I repeated that to Elena.

“I need to talk to you and see what you think first.”

That intrigued me, I had to admit. “What did you have in mind?”

“I can come to your house tomorrow evening.” Regretfully I told her I already had something scheduled. I wished now that I hadn't agreed to help Mr. Findley out. Whatever Elena had found or knew could be the break we needed. I didn't like asking her to postpone a meeting; it gave her too much time to change her mind. But I'd promised Mr. Findley, and I didn't want to back out now, when I knew how jittery he already was about the meeting.

“How about the next evening?” I suggested. I was just about to set a time when Fitz started waving his hands frantically in front of my face.

“Could you hold on a minute?” I asked Elena. I covered the phone.

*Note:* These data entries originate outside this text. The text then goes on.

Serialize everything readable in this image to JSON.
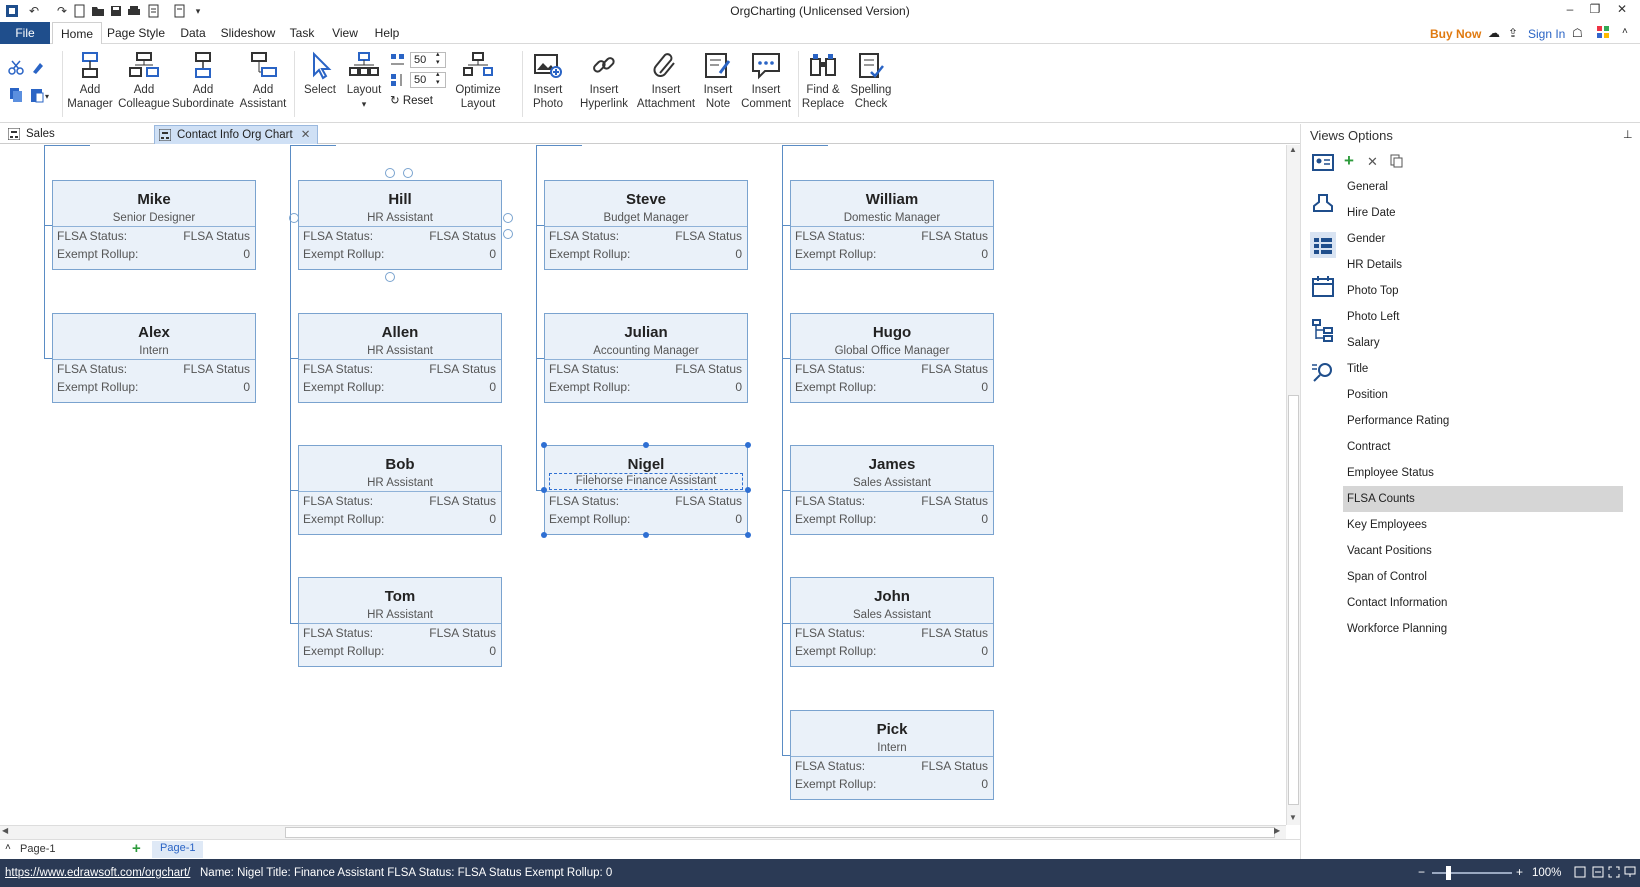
{
  "window": {
    "title": "OrgCharting (Unlicensed Version)"
  },
  "menu": {
    "file": "File",
    "tabs": [
      "Home",
      "Page Style",
      "Data",
      "Slideshow",
      "Task",
      "View",
      "Help"
    ],
    "buy_now": "Buy Now",
    "sign_in": "Sign In"
  },
  "ribbon": {
    "add_manager": [
      "Add",
      "Manager"
    ],
    "add_colleague": [
      "Add",
      "Colleague"
    ],
    "add_subordinate": [
      "Add",
      "Subordinate"
    ],
    "add_assistant": [
      "Add",
      "Assistant"
    ],
    "select": "Select",
    "layout": "Layout",
    "spacing_h": "50",
    "spacing_v": "50",
    "reset": "Reset",
    "optimize": [
      "Optimize",
      "Layout"
    ],
    "insert_photo": [
      "Insert",
      "Photo"
    ],
    "insert_hyperlink": [
      "Insert",
      "Hyperlink"
    ],
    "insert_attachment": [
      "Insert",
      "Attachment"
    ],
    "insert_note": [
      "Insert",
      "Note"
    ],
    "insert_comment": [
      "Insert",
      "Comment"
    ],
    "find_replace": [
      "Find &",
      "Replace"
    ],
    "spelling": [
      "Spelling",
      "Check"
    ]
  },
  "doc_tabs": [
    "Sales Organization...",
    "Contact Info Org Chart"
  ],
  "cards": [
    {
      "name": "Mike",
      "title": "Senior Designer"
    },
    {
      "name": "Alex",
      "title": "Intern"
    },
    {
      "name": "Hill",
      "title": "HR Assistant"
    },
    {
      "name": "Allen",
      "title": "HR Assistant"
    },
    {
      "name": "Bob",
      "title": "HR Assistant"
    },
    {
      "name": "Tom",
      "title": "HR Assistant"
    },
    {
      "name": "Steve",
      "title": "Budget Manager"
    },
    {
      "name": "Julian",
      "title": "Accounting Manager"
    },
    {
      "name": "Nigel",
      "title": "Filehorse Finance Assistant"
    },
    {
      "name": "William",
      "title": "Domestic Manager"
    },
    {
      "name": "Hugo",
      "title": "Global Office Manager"
    },
    {
      "name": "James",
      "title": "Sales Assistant"
    },
    {
      "name": "John",
      "title": "Sales Assistant"
    },
    {
      "name": "Pick",
      "title": "Intern"
    }
  ],
  "card_fields": {
    "flsa_label": "FLSA Status:",
    "flsa_value": "FLSA Status",
    "rollup_label": "Exempt Rollup:",
    "rollup_value": "0"
  },
  "page_tabs": {
    "current": "Page-1",
    "tab": "Page-1"
  },
  "views_panel": {
    "title": "Views Options",
    "items": [
      "General",
      "Hire Date",
      "Gender",
      "HR Details",
      "Photo Top",
      "Photo Left",
      "Salary",
      "Title",
      "Position",
      "Performance Rating",
      "Contract",
      "Employee Status",
      "FLSA Counts",
      "Key Employees",
      "Vacant Positions",
      "Span of Control",
      "Contact Information",
      "Workforce Planning"
    ],
    "selected": "FLSA Counts"
  },
  "status": {
    "link": "https://www.edrawsoft.com/orgchart/",
    "info": "Name: Nigel  Title: Finance Assistant  FLSA Status: FLSA Status  Exempt Rollup: 0",
    "zoom": "100%"
  },
  "colors": {
    "accent": "#1f4e8c",
    "card_bg": "#eaf1f9",
    "card_border": "#7aa3cf",
    "buy_now": "#e07a10",
    "statusbar": "#2b3a55"
  }
}
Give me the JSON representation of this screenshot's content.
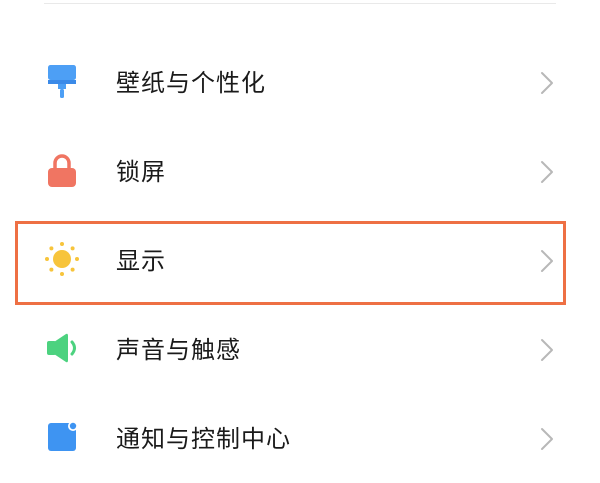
{
  "settings": {
    "items": [
      {
        "label": "壁纸与个性化",
        "icon": "paint-brush-icon",
        "color": "#4d9ff5"
      },
      {
        "label": "锁屏",
        "icon": "lock-icon",
        "color": "#f07562"
      },
      {
        "label": "显示",
        "icon": "sun-icon",
        "color": "#f7c43b",
        "highlighted": true
      },
      {
        "label": "声音与触感",
        "icon": "speaker-icon",
        "color": "#4cd27f"
      },
      {
        "label": "通知与控制中心",
        "icon": "notification-icon",
        "color": "#3e94f2"
      }
    ]
  },
  "colors": {
    "highlight_border": "#ee7044",
    "chevron": "#b8b8b8",
    "divider": "#e9e9e9"
  }
}
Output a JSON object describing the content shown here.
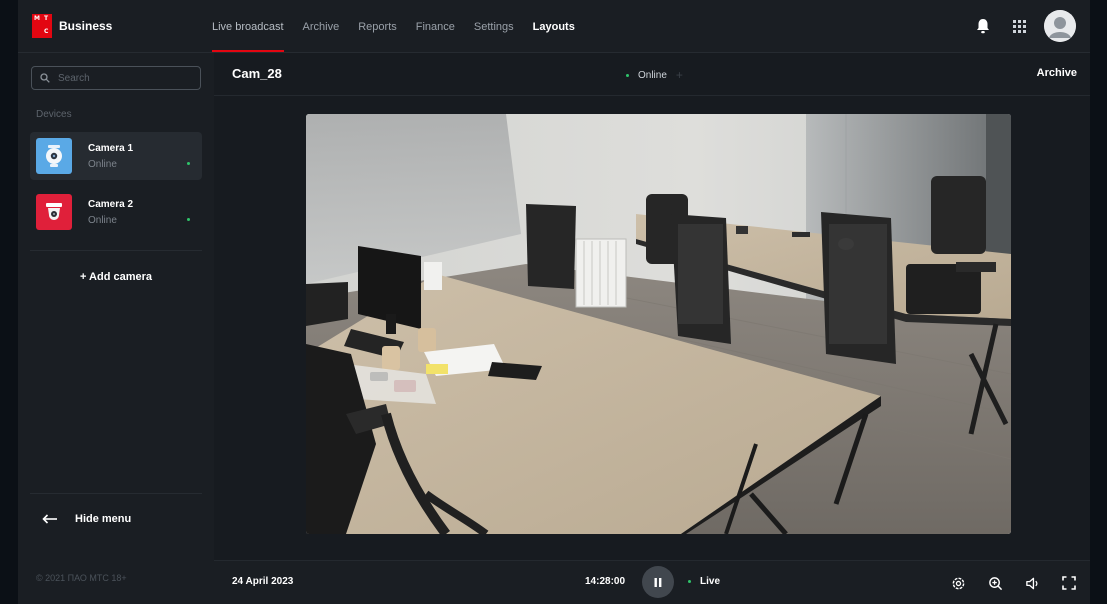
{
  "brand": {
    "logo_letters": [
      "М",
      "Т",
      "С"
    ],
    "name": "Business",
    "accent_color": "#e30611"
  },
  "nav": {
    "items": [
      {
        "label": "Live broadcast",
        "state": "active"
      },
      {
        "label": "Archive",
        "state": "normal"
      },
      {
        "label": "Reports",
        "state": "normal"
      },
      {
        "label": "Finance",
        "state": "normal"
      },
      {
        "label": "Settings",
        "state": "normal"
      },
      {
        "label": "Layouts",
        "state": "bright"
      }
    ]
  },
  "top_icons": [
    "bell-icon",
    "apps-grid-icon",
    "user-avatar"
  ],
  "sidebar": {
    "search_placeholder": "Search",
    "section_label": "Devices",
    "devices": [
      {
        "name": "Camera 1",
        "status": "Online",
        "thumb_color": "#5aa9e6",
        "selected": true,
        "icon": "dome-camera-icon"
      },
      {
        "name": "Camera 2",
        "status": "Online",
        "thumb_color": "#e0203a",
        "selected": false,
        "icon": "ceiling-camera-icon"
      }
    ],
    "add_camera": "+ Add camera",
    "hide_menu": "Hide menu",
    "copyright": "© 2021 ПАО МТС 18+"
  },
  "camera_view": {
    "title": "Cam_28",
    "status": "Online",
    "archive_link": "Archive",
    "status_color": "#2fc46a"
  },
  "player": {
    "date": "24 April 2023",
    "time": "14:28:00",
    "live_label": "Live",
    "tools": [
      "settings-icon",
      "zoom-in-icon",
      "volume-icon",
      "fullscreen-icon"
    ]
  }
}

“She wants to come here to talk to you?”

“Yes—”

“Think about it,” he said, his tone low but urgent. “She's told you she's suspicious of her husband. I'm not counting Big Daddy Sutherland out yet, but from everything this Elena has said, husband Donny sounds as if he could be our guy.”

“Right. She's scared of him. She's filing for divorce.”

“But women in love do strange things. Maybe she's changed her mind. Maybe she's sorry now for telling you anything. Maybe she and her husband have gotten together and decided you know too much. Maybe this meeting she's so eager to set up is to set
you
up.”

“Are you still there?” Elena asked.

A new thought rocketed into my head. Was she alone? Or was husband Donny there, orchestrating this call?

Yet if that wasn't true, and she really did have something important to tell me . . .

“How about somewhere other than here?” I suggested to Elena. “Maybe a restaurant over there in Olympia. There's that good Chinese buffet.” That busy, crowded, you-couldn't-possibly- murder-anyone-in-here Chinese buffet.

“No. I can't expose myself like that.” She paused. “Look, let's just forget the whole thing. Maybe it's nothing anyway.”

“Wait! Don't hang up.” I hesitated too. This could be like one of those frantic-salesmen pitches:
You have to act now! This
offer is only good for the next fifteen minutes!
Blatant attempt at manipulation. Yet there was that edge of panic in her voice. . .

“Okay. Here. Eight o'clock Friday.”

Elena hesitated, but finally she said, “That's too early. Make it nine.”

“Okay. Nine o'clock on Friday.”

She clicked off without saying good-bye.

“I don't think this is a good idea,” Fitz muttered. “It feels too much like seeing a black widow, and instead of stomping it, you're saying, ‘Here spider, spider. Come right in, little spider.'”

Could be. I juggled possibilities and grabbed the only one that sounded workable. “You have a gun, don't you?”